In February 1914, Ashwell was one of the founder members of the new United Suffragists group, led by Frederick and Emmeline Pethick-Lawrence, and the Harbens which broke away from the moderate NUWSS and the militant WSPU suffragettes, although it welcomed former members of each, and men as well as women who were seeking women's rights.[6] When the Representation of the People Act 1918 was passed and (some) women were given the vote, the group disbanded itself.[7]
During World War I she was an enthusiastic supporter of British war aims. Partly due to the influence of her acquaintance Princess Helena Victoria, and her connections to the YWCA, she was given permission to take a group of entertainers to the Western Front.[8] In 1915, she began to organise companies of actors, singers and entertainers to travel to France and perform; by the end of the war there were 25 of them, travelling in small groups around France.[9] Ashwell herself travelled to the front and became involved in fundraising and logistics of the concerts, as she believed in 'uplifting and therapeutic' power of music.[10] She organised all-male concert parties to perform shows near to the front line. In her writings about this experience she emphasised that ordinary soldiers had been enthusiastic about high culture – in particular, Shakespeare plays.[11] She was appointed an Officer of the Order of the British Empire (OBE) for her efforts in organising such shows.[12]

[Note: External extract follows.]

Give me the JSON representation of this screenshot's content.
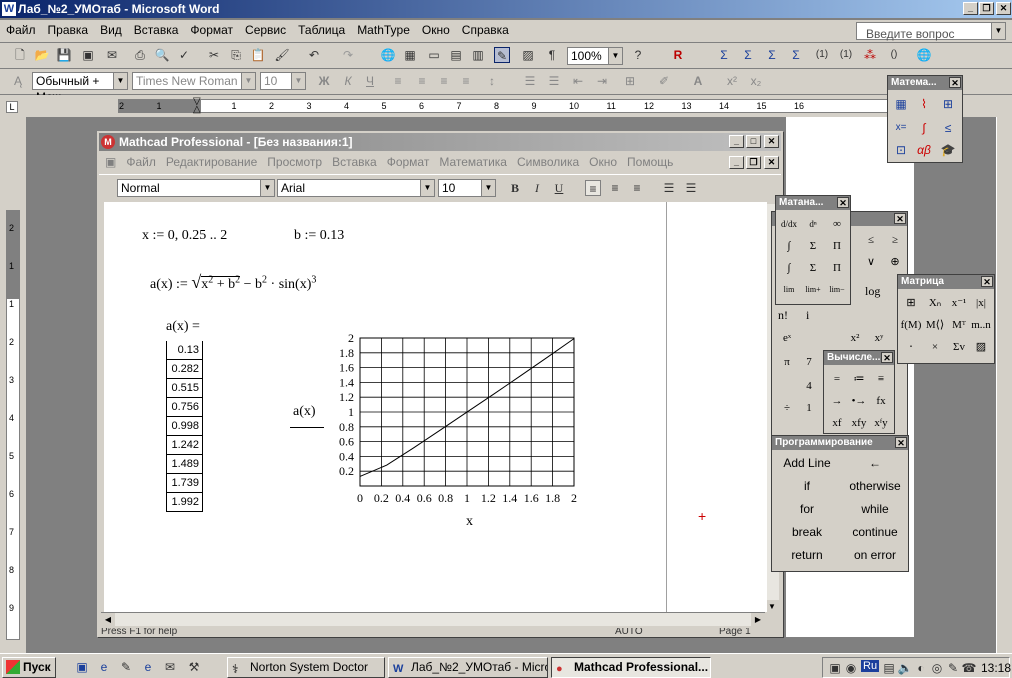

After the war Ashwell sought funding from the Carnegie Trust and the British Drama League. After some years the trustees allowed her a £500 grant for capital outlay after get good results of a survey of local councils. The aim was to bring theatre to London, but some areas such as Canning Town were thought to be a very likely loss maker. The Drama League agreed to underwrite up to £100 of losses there. By 1923 there was a "Friends of the Players" with members receiving the "Lena Ashley Players Magazine". Ashwell formed the Lena Ashwell Players Ltd in April 1923. The directors were Ashwell, Esme Church, Marion Fawcett and Cicely Hamilton. The first three of these were to be the company's theatre managers and Fawcett was also the first manager of the new company.[13]
The players continued to appear throughout London and of whom Laurence Olivier was later to become a member.[14] In 1924, she took over the old Bijou Theatre in Bayswater, London and renamed it The Century Theatre. This became the headquarters of The Lena Ashwell Players. It was there that she produced new plays including her own adaptations of Crime and Punishment and Dr. Jekyll and Mr. Hyde.[15]
In her last years, she embraced the Moral Re-Armament movement.[16]
Her ashes are buried with her husband in Dean Cemetery in Edinburgh. The grave lies in the Victorian north extension on a north-south path north of the main path close to Elsie Maud Inglis.
She married actor Arthur Playfair in 1896. He was an alcoholic, committed adultery, domestic violence and passed on venereal disease. He began divorce proceedings in 1903 following her adultery with Robert Taber, the former husband of actress Julia Marlowe. Playfair and Ashwell finally divorced in 1908.[17]
She married the royal obstetrician Sir Henry John Forbes Simson in 1908, who had the claim to fame of delivering both the future Queen Elizabeth II and her sister Princess Margaret.[18] She met him through her cousin, Sir Alfred Fripp, surgeon to the King, who recommended Simson to her.